LONDON, 5 June — Saudi Ambassador to Britain Ghazi Algosaibi yesterday slammed the British press coverage of four Britons sentenced to jail and floggings in the Kingdom for illegally trading alcohol.


“The feeding frenzy of some British newspapers will not help anyone, least of all those convicted,” Algosaibi said in a statement. “Apparently there is a new maxim guiding some elements in the British media: To err abroad is human; never to be punished is British.”


British newspapers at the weekend said at least one of the men claimed he was being tortured in jail and forced to make a false confession. Algosaibi said the judgment was preliminary and that the men had various levels of appeal before the punishment was carried out.

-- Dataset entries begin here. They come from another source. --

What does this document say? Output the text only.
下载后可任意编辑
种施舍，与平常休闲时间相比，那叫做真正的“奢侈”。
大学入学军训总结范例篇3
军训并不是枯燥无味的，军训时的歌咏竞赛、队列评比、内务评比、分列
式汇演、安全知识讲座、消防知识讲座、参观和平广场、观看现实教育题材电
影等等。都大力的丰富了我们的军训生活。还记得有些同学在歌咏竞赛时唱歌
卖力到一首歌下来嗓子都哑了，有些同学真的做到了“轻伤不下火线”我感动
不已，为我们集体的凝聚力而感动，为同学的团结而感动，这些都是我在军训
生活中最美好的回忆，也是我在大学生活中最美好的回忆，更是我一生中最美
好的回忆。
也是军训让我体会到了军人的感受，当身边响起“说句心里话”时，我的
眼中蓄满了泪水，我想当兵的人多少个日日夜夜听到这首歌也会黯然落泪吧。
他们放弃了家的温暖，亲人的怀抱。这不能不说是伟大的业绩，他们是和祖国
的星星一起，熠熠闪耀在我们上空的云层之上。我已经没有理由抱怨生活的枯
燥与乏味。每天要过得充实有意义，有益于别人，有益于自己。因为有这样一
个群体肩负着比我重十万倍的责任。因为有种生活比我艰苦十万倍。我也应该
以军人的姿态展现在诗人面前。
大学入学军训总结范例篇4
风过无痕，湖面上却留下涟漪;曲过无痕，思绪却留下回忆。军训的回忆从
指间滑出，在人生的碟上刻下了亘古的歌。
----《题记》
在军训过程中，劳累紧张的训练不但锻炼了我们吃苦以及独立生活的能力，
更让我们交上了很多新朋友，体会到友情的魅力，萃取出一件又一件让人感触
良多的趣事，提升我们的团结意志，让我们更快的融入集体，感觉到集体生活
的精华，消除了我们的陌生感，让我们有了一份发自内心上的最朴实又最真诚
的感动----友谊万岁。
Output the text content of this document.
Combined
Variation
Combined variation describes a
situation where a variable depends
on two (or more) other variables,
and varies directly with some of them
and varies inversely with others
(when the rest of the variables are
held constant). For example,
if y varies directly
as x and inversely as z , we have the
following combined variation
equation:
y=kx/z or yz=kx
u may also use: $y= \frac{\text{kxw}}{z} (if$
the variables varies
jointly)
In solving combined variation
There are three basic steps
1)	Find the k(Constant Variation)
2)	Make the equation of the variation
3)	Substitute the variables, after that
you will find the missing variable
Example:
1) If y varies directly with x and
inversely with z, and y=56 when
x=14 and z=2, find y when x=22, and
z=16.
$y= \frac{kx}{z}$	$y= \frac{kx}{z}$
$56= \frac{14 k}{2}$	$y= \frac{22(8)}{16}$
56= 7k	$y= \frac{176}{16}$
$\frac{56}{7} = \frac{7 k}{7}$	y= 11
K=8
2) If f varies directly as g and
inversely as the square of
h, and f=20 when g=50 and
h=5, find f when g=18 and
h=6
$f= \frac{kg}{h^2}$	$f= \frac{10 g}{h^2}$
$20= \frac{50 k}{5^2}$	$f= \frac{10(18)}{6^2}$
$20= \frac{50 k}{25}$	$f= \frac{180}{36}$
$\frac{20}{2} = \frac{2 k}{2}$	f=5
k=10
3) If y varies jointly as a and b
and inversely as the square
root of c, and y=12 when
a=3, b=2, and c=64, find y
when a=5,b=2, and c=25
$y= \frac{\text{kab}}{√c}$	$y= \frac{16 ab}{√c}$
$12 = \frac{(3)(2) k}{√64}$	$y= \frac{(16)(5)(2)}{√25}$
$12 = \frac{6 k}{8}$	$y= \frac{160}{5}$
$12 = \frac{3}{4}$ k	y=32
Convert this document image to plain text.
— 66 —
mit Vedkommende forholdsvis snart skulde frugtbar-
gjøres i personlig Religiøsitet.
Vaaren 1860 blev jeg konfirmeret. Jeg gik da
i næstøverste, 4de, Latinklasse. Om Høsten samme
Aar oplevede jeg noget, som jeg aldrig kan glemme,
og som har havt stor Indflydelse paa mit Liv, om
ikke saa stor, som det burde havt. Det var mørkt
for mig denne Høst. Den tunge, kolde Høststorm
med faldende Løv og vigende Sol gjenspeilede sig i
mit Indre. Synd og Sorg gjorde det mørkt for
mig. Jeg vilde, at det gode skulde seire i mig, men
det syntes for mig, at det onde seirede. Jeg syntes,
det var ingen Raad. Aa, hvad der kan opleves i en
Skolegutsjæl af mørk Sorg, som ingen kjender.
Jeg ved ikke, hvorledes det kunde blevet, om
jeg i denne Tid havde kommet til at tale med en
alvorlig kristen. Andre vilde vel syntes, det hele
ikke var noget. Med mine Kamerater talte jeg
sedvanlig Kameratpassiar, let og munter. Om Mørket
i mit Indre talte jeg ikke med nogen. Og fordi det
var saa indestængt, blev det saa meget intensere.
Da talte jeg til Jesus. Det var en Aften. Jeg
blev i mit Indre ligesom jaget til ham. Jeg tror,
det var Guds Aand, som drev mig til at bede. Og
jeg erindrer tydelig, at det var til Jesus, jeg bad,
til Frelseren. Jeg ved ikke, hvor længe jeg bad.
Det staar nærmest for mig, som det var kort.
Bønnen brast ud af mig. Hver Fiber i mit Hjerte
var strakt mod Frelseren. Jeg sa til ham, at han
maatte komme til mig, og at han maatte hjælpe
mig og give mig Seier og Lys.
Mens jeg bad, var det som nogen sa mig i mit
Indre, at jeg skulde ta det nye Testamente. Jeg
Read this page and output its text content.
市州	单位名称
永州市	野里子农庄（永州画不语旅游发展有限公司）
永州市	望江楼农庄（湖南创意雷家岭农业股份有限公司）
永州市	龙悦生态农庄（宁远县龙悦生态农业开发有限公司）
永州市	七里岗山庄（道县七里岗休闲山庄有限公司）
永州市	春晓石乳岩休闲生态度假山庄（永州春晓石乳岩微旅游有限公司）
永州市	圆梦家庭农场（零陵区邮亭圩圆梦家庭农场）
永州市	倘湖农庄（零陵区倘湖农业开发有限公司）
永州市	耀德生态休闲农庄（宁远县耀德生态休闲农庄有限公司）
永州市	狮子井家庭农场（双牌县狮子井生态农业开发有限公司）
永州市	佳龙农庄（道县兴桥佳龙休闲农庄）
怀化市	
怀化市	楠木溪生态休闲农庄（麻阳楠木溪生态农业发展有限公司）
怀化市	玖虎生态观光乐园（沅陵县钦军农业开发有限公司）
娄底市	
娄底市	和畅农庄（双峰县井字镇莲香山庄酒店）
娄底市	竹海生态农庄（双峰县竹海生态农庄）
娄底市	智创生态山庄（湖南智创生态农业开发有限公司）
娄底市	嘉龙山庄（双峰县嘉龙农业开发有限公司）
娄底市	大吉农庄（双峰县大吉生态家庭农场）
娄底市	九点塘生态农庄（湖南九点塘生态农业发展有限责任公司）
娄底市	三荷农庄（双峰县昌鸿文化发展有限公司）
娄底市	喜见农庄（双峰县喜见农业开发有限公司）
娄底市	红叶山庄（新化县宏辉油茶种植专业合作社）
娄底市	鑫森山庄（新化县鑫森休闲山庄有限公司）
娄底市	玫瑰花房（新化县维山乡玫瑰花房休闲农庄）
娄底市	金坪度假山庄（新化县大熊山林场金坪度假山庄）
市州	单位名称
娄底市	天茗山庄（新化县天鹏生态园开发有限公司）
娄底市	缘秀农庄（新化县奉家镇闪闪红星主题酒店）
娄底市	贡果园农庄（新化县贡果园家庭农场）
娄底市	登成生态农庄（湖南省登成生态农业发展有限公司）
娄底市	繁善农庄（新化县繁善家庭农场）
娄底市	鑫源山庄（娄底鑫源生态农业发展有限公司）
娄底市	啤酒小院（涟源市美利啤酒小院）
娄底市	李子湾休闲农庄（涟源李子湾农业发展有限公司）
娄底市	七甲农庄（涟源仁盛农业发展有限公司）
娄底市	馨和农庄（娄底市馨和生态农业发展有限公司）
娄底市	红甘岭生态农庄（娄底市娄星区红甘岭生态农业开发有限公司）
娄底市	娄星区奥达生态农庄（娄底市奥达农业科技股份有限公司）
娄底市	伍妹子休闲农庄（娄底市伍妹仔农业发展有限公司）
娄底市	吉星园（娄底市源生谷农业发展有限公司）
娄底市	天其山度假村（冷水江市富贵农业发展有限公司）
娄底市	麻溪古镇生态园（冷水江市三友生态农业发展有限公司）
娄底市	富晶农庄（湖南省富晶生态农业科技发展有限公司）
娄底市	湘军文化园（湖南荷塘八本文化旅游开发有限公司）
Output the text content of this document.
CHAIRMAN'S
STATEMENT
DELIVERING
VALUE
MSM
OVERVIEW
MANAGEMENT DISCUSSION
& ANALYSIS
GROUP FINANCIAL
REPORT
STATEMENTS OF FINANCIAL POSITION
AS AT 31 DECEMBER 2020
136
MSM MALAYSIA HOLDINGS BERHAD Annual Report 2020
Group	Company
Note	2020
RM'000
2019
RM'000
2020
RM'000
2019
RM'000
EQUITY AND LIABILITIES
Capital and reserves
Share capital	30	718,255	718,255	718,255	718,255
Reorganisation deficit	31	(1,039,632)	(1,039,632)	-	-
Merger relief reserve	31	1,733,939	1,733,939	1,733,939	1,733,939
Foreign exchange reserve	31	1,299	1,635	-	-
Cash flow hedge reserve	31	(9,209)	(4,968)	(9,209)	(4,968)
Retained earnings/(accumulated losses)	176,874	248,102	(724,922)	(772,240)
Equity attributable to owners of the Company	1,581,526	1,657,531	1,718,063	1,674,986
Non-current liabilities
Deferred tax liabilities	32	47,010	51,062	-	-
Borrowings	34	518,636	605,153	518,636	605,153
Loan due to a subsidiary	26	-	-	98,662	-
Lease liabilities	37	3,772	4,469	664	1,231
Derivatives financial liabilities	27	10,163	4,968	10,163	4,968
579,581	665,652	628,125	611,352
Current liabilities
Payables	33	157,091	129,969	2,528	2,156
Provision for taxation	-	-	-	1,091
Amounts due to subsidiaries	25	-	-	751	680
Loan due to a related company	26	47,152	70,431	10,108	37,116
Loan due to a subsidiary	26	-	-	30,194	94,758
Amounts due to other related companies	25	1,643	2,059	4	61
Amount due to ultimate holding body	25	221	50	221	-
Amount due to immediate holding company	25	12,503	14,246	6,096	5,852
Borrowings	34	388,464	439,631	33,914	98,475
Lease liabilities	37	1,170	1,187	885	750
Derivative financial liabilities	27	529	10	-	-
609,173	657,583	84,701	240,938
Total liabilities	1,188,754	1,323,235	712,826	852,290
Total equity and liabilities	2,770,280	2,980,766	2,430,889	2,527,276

The four men appeared in a Riyadh court on May 26. Kevin Hawkins was sentenced to two-and-a-half years in jail and 500 lashes, Kevin Hartley to two-and-a-half years and 300 lashes, Paul Moss to two years and 500 lashes and David Mornin to one year and 300 lashes. Mornin was also fined SR40,000. A Foreign Office spokeswoman said last Thursday that the men had the right to appeal and were likely to ask for the flogging to be commuted in exchange for longer jail terms.


In 1998, Algosaibi dismissed as “laughable” claims by two British nurses, convicted of stabbing to death a colleague, that they confessed after being threatened with gang rape. The pair, Lucille McLaughlin and Deborah Parry, were later released and returned to Britain after being pardoned by the Saudi government.